We’re sure you’ve heard of the five-second rule, in which you have five seconds to pick up food that’s fallen off a plate and still have it be okay to eat. Well, Dr. Jorge Parada, medical director of the infection prevention and control program at the Loyola University Health System and a proessor at Loyola’s Stritch School of Medicine says otherwise, reports Newswise.com.
“A dropped item is immediately contaminated and can’t really be sanitized,” Dr. Parada is quoted as saying. “When it comes to folklore, the ‘five-second rule’ should be replaced with ‘when in doubt, throw it out.’”
This is because coming into contact with any surface exposes an item to bacteria. It’s just that the amount and kinds of bacteria it’s exposed to depends on the kind of surface it’s dropped on and the object that is dropped.
But Dr. Parada does admit to occasionally having used the five-second rule. “If you rinse off a dropped hot dog you will probably greatly reduce the amount of contamination, but there will still be some amount of unwanted and potentially nonbeneficial bacteria on that hot dog. Maybe the dropped item only picks up 1,000 bacteria, but typically the innoculum, or amount of bacteria that is needed for most people to actually get infected, is 10,000 bacteria – well, then the odds are that no harm will occur. But what if you have a more sensitive system, or you pick up a bacteria with a lower infectious dose? Then, you are rolling the dice with your health or that of your loved one.”
Exposure, Dr. Parada explains, can be compared to being burned, where temperature is like the type of bacteria on a surface, while time is like the amount. "The hotter the surface the easier and worse you will be burned—like the more virulent, or harmful, the bacteria the easier and sicker you may get. One only has to touch a white hot surface momentarily to get burned and sometimes it doesn’t take a lot of bad bugs for you to get sick. On the other hand, if hold your hand to a less hot surface, but do so for a longer period, the more you will be injured, too."

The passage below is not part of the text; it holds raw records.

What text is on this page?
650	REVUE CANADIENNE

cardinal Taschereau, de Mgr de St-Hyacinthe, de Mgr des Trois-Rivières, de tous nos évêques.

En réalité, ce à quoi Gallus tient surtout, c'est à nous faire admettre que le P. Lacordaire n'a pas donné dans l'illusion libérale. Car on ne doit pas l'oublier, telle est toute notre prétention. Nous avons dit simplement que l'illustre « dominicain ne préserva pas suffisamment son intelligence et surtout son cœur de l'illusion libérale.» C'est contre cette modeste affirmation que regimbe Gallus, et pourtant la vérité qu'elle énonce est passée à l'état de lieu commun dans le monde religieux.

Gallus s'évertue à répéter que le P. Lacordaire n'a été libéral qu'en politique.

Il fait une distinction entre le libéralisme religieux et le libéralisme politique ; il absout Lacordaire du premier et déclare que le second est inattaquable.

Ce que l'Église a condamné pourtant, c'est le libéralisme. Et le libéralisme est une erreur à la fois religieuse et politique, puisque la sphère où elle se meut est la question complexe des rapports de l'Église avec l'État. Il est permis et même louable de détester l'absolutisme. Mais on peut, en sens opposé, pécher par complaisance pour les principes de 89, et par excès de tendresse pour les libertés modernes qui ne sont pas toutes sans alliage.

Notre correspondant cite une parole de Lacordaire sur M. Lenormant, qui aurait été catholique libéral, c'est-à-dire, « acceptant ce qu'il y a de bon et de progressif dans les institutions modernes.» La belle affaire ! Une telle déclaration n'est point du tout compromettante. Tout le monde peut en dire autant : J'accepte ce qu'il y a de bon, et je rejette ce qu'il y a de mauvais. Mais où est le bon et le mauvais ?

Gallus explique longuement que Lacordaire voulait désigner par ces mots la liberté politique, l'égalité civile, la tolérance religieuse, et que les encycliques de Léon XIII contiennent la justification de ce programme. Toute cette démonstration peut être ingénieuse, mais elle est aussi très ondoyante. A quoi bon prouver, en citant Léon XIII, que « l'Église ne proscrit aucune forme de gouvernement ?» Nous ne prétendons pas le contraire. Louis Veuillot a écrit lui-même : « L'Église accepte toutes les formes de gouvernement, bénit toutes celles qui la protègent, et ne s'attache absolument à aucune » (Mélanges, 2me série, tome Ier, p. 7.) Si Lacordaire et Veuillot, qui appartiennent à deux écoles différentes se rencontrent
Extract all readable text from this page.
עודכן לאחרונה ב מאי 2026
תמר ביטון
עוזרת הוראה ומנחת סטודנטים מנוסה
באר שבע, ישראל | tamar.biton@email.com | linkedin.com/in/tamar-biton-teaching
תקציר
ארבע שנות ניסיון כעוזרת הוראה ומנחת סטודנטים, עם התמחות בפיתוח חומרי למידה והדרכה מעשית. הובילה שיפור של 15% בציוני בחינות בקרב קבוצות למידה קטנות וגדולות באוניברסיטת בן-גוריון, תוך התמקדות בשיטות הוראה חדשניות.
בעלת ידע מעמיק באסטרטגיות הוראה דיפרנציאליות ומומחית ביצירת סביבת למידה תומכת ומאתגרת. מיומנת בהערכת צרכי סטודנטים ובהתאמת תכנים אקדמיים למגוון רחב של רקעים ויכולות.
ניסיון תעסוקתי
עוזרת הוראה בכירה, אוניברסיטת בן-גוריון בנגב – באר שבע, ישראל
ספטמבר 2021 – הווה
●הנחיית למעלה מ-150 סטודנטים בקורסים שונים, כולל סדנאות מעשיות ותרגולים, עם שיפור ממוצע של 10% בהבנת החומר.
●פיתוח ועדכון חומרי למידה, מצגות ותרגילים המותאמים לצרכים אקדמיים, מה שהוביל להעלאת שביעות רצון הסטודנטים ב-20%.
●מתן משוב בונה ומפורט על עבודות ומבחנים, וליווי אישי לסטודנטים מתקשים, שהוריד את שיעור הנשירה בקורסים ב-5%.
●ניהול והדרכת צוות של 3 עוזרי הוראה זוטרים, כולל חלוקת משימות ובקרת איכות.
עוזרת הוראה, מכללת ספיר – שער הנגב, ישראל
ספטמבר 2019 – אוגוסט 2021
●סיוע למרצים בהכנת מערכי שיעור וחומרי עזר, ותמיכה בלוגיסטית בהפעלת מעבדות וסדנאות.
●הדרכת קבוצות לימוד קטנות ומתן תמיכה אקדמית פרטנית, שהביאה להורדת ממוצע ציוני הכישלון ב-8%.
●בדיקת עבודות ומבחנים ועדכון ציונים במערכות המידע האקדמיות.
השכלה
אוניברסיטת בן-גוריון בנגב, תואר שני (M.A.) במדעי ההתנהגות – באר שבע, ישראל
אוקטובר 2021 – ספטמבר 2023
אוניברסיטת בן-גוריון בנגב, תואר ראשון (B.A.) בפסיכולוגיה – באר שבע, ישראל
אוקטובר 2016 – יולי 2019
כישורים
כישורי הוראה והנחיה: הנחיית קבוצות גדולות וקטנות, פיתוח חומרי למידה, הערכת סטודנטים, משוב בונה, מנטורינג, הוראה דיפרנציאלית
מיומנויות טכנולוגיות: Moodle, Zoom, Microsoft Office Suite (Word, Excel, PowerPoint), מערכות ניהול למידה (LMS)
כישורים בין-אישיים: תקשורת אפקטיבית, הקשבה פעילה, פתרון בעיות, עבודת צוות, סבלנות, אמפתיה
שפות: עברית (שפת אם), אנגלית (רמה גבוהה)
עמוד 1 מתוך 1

Dr. Parada explains that contamination risk also depends on the type of surface the food lands on and the type of food that falls. For example, if food fell off a plate and on to a table, the risk of contamination would be less than if it had fallen on the floor. Also, he says, "In the same time period, a rock candy is less likely to pick up contamination than a slice of cheese. As an extreme example, whether it’s a rock candy or a slice of cheese, I dion’t think anyone would invoke the five-second rule if it fell in the toilet."